No Codes Specified in Policy
CMS did not enumerate specific procedure codes in this NCD. That's not unusual for older NCDs — many were written before granular code-level specificity became standard practice. It does create a documentation burden for billing teams.
| Code Type | Status |
|---|---|
| CPT | Not specified in NCD 54 |
| HCPCS | Not specified in NCD 54 |
| ICD-10-CM | Not specified in NCD 54 |
What This Means for Your Coding Team
The absence of specific codes doesn't create ambiguity about the coverage rule — it creates ambiguity about which codes trigger review. Your billing team should work with your neurosurgery or vascular surgery coders to identify the CPT codes your practice uses for EC-IC bypass procedures. Map those codes to the ICD-10-CM diagnoses that represent ischemic cerebrovascular disease of the carotid or middle cerebral arteries.

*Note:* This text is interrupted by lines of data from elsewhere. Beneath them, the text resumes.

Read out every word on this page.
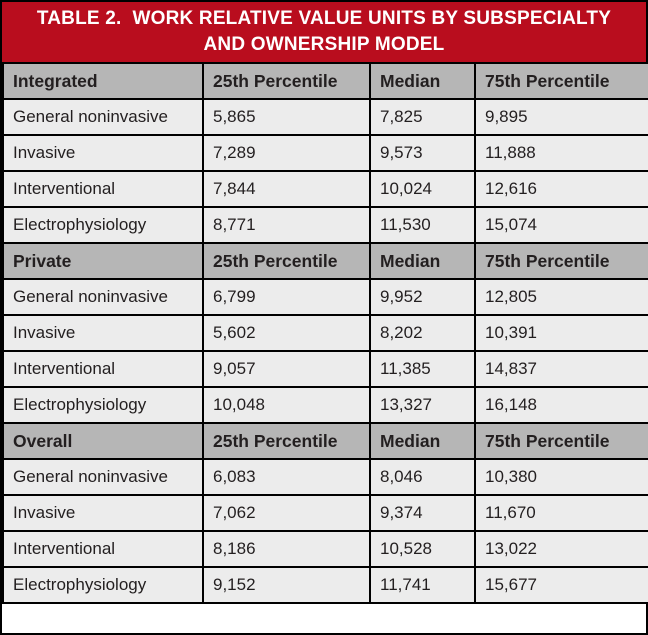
TABLE 2.  WORK RELATIVE VALUE UNITS BY SUBSPECIALTY
AND OWNERSHIP MODEL
Integrated	25th Percentile	Median	75th Percentile
General noninvasive	5,865	7,825	9,895
Invasive	7,289	9,573	11,888
Interventional	7,844	10,024	12,616
Electrophysiology	8,771	11,530	15,074
Private	25th Percentile	Median	75th Percentile
General noninvasive	6,799	9,952	12,805
Invasive	5,602	8,202	10,391
Interventional	9,057	11,385	14,837
Electrophysiology	10,048	13,327	16,148
Overall	25th Percentile	Median	75th Percentile
General noninvasive	6,083	8,046	10,380
Invasive	7,062	9,374	11,670
Interventional	8,186	10,528	13,022
Electrophysiology	9,152	11,741	15,677
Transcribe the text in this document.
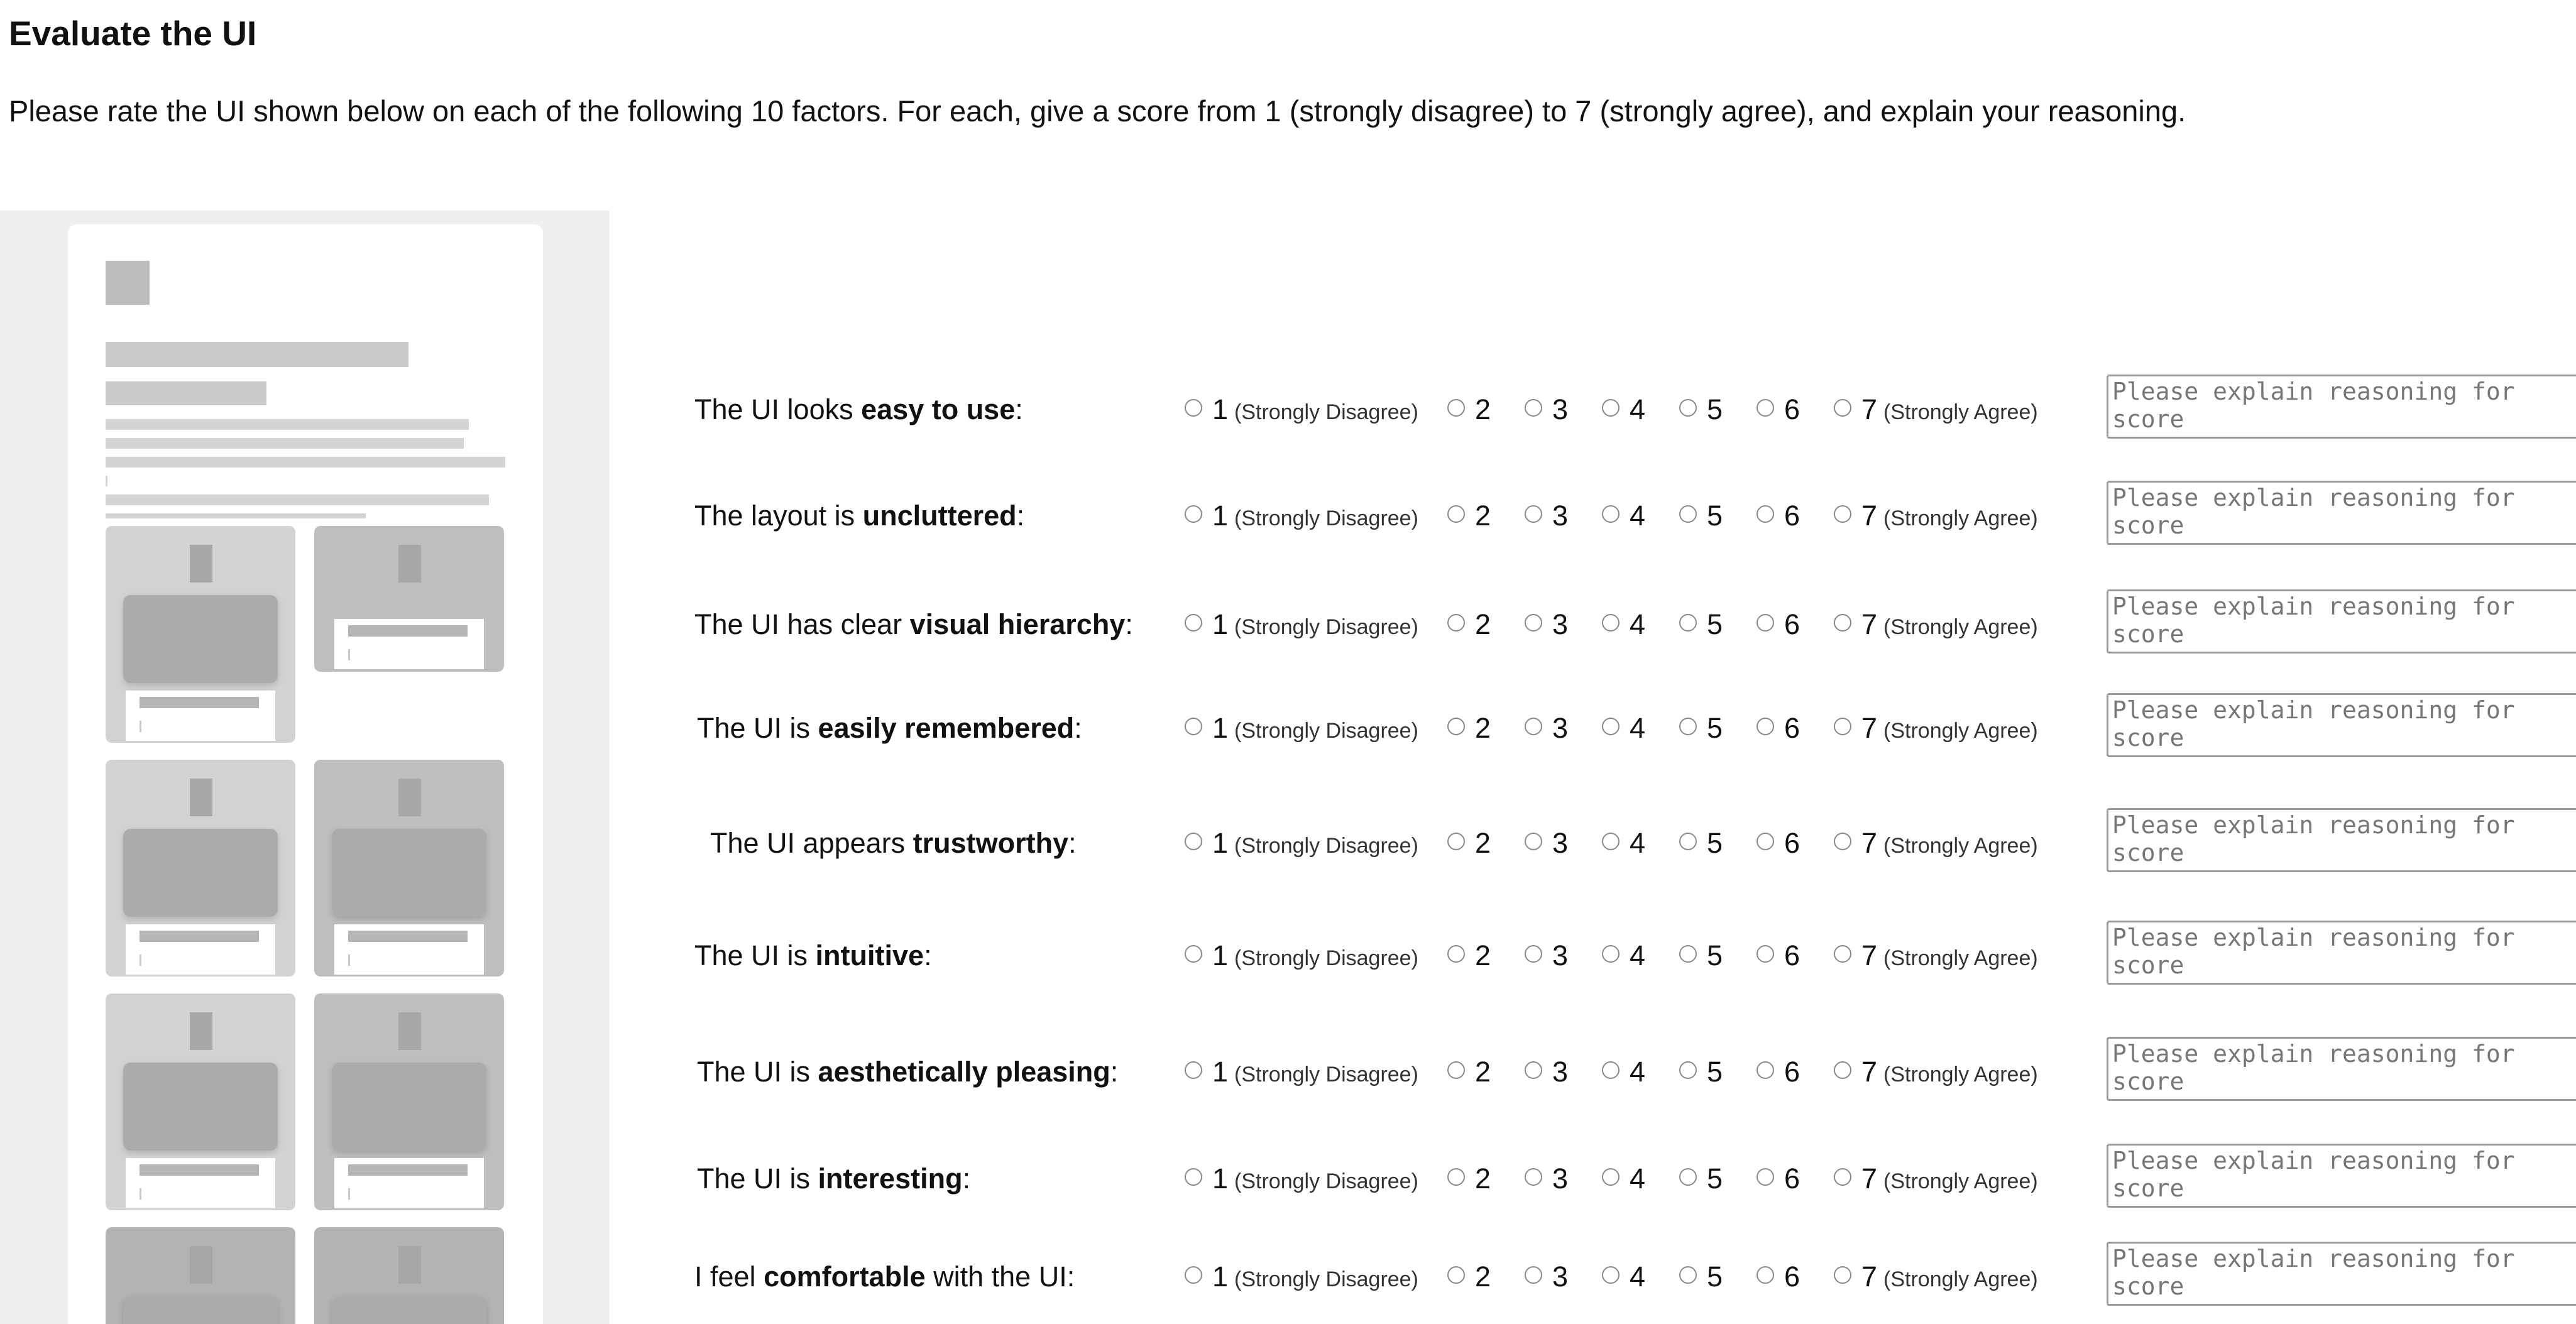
Evaluate the UI

Please rate the UI shown below on each of the following 10 factors. For each, give a score from 1 (strongly disagree) to 7 (strongly agree), and explain your reasoning.

The UI looks easy to use:	1 (Strongly Disagree)	2	3	4	5	6	7 (Strongly Agree)
Please explain reasoning for score
The layout is uncluttered:	1 (Strongly Disagree)	2	3	4	5	6	7 (Strongly Agree)
Please explain reasoning for score
The UI has clear visual hierarchy:	1 (Strongly Disagree)	2	3	4	5	6	7 (Strongly Agree)
Please explain reasoning for score
The UI is easily remembered:	1 (Strongly Disagree)	2	3	4	5	6	7 (Strongly Agree)
Please explain reasoning for score
The UI appears trustworthy:	1 (Strongly Disagree)	2	3	4	5	6	7 (Strongly Agree)
Please explain reasoning for score
The UI is intuitive:	1 (Strongly Disagree)	2	3	4	5	6	7 (Strongly Agree)
Please explain reasoning for score
The UI is aesthetically pleasing:	1 (Strongly Disagree)	2	3	4	5	6	7 (Strongly Agree)
Please explain reasoning for score
The UI is interesting:	1 (Strongly Disagree)	2	3	4	5	6	7 (Strongly Agree)
Please explain reasoning for score
I feel comfortable with the UI:	1 (Strongly Disagree)	2	3	4	5	6	7 (Strongly Agree)
Please explain reasoning for score
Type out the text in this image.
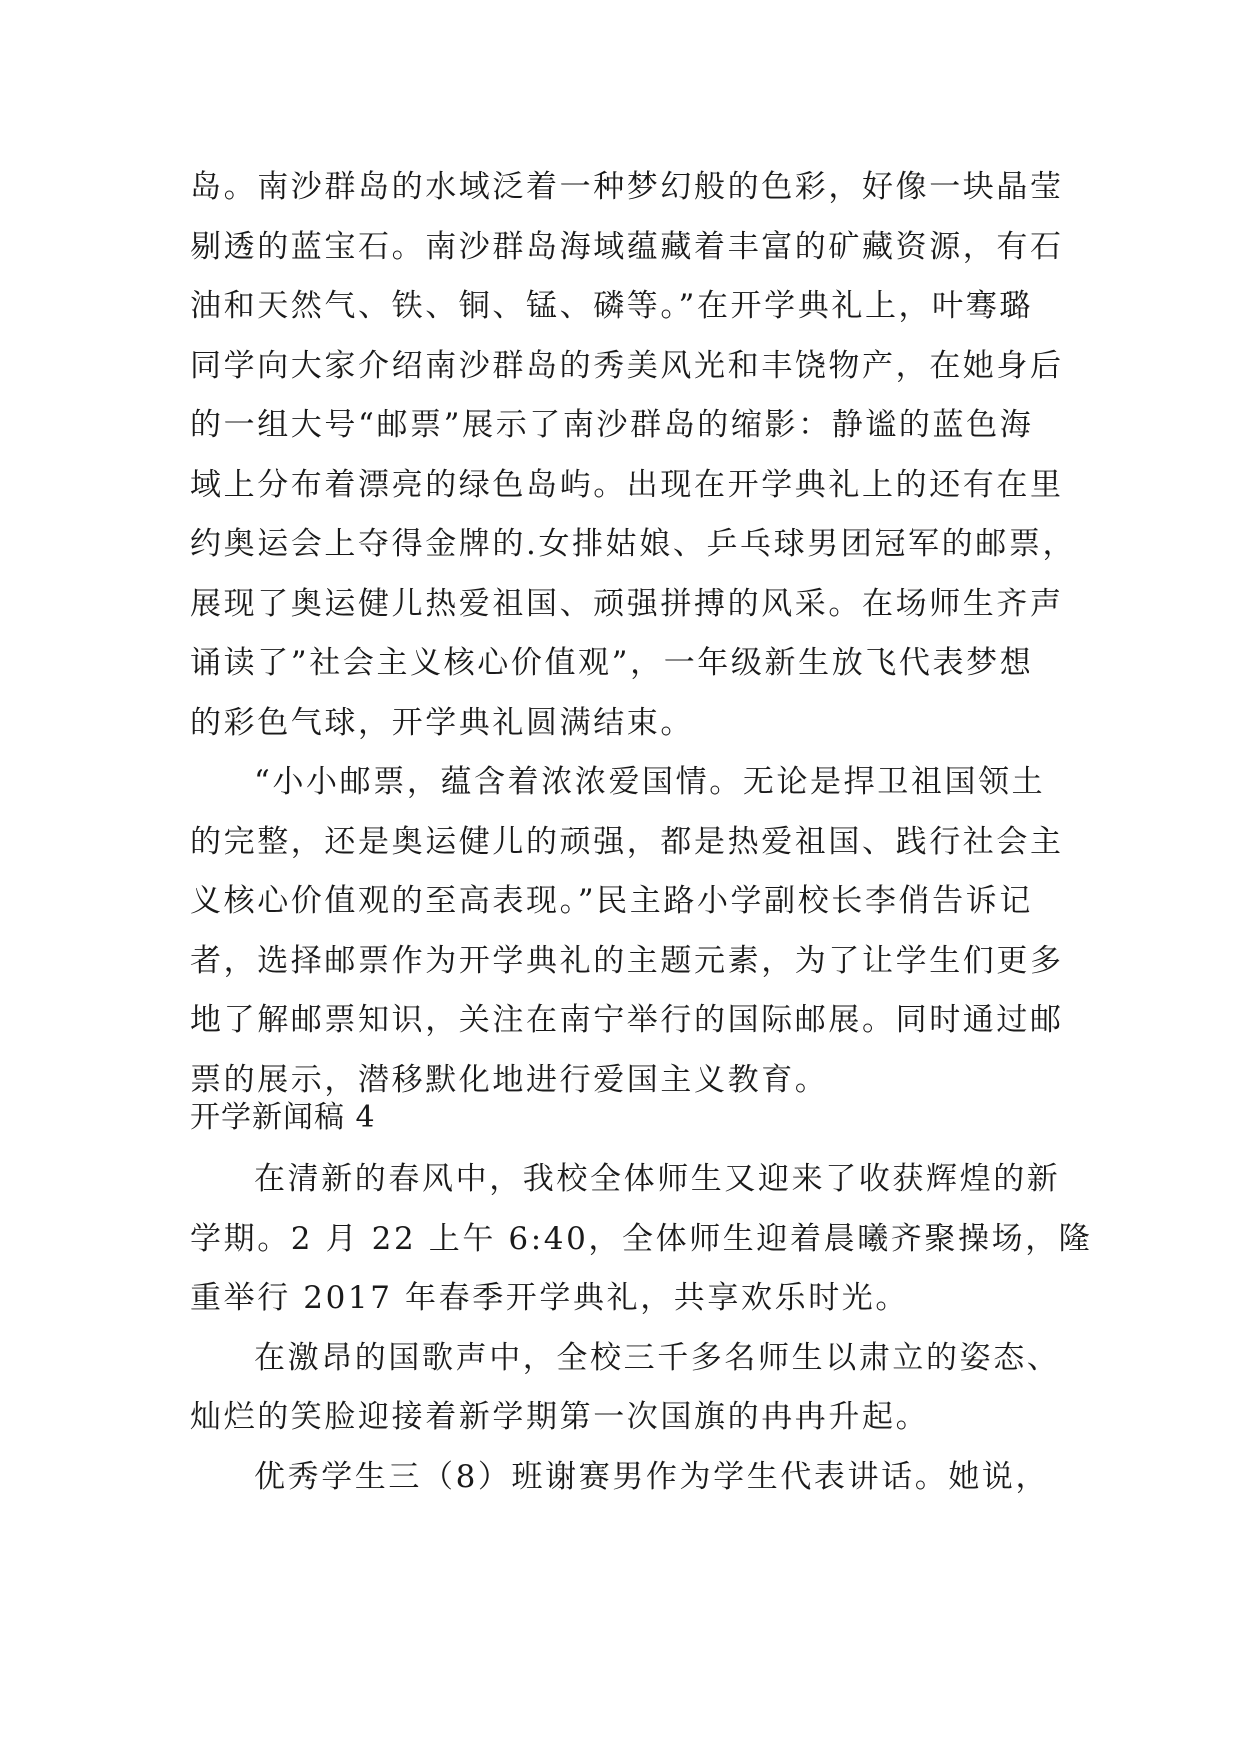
岛。南沙群岛的水域泛着一种梦幻般的色彩，好像一块晶莹
剔透的蓝宝石。南沙群岛海域蕴藏着丰富的矿藏资源，有石
油和天然气、铁、铜、锰、磷等。”在开学典礼上，叶骞璐
同学向大家介绍南沙群岛的秀美风光和丰饶物产，在她身后
的一组大号“邮票”展示了南沙群岛的缩影：静谧的蓝色海
域上分布着漂亮的绿色岛屿。出现在开学典礼上的还有在里
约奥运会上夺得金牌的.女排姑娘、乒乓球男团冠军的邮票，
展现了奥运健儿热爱祖国、顽强拼搏的风采。在场师生齐声
诵读了”社会主义核心价值观”，一年级新生放飞代表梦想
的彩色气球，开学典礼圆满结束。
“小小邮票，蕴含着浓浓爱国情。无论是捍卫祖国领土
的完整，还是奥运健儿的顽强，都是热爱祖国、践行社会主
义核心价值观的至高表现。”民主路小学副校长李俏告诉记
者，选择邮票作为开学典礼的主题元素，为了让学生们更多
地了解邮票知识，关注在南宁举行的国际邮展。同时通过邮
票的展示，潜移默化地进行爱国主义教育。
开学新闻稿 4
在清新的春风中，我校全体师生又迎来了收获辉煌的新
学期。2 月 22 上午 6:40，全体师生迎着晨曦齐聚操场，隆
重举行 2017 年春季开学典礼，共享欢乐时光。
在激昂的国歌声中，全校三千多名师生以肃立的姿态、
灿烂的笑脸迎接着新学期第一次国旗的冉冉升起。
优秀学生三（8）班谢赛男作为学生代表讲话。她说，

Common ICD-10 territory here includes codes from the I60–I69 range (cerebrovascular diseases), particularly those tied to carotid artery stenosis or middle cerebral artery occlusion. However, do not use this as a substitute for code-level guidance from your billing consultant or coding staff. The policy does not specify codes, and your team should determine the correct code mapping based on your actual documentation patterns.
If your MAC has issued any local coverage determination or article addressing EC-IC bypass coding, that guidance will supplement NCD 54. Check your MAC's website for any billing articles tied to this procedure.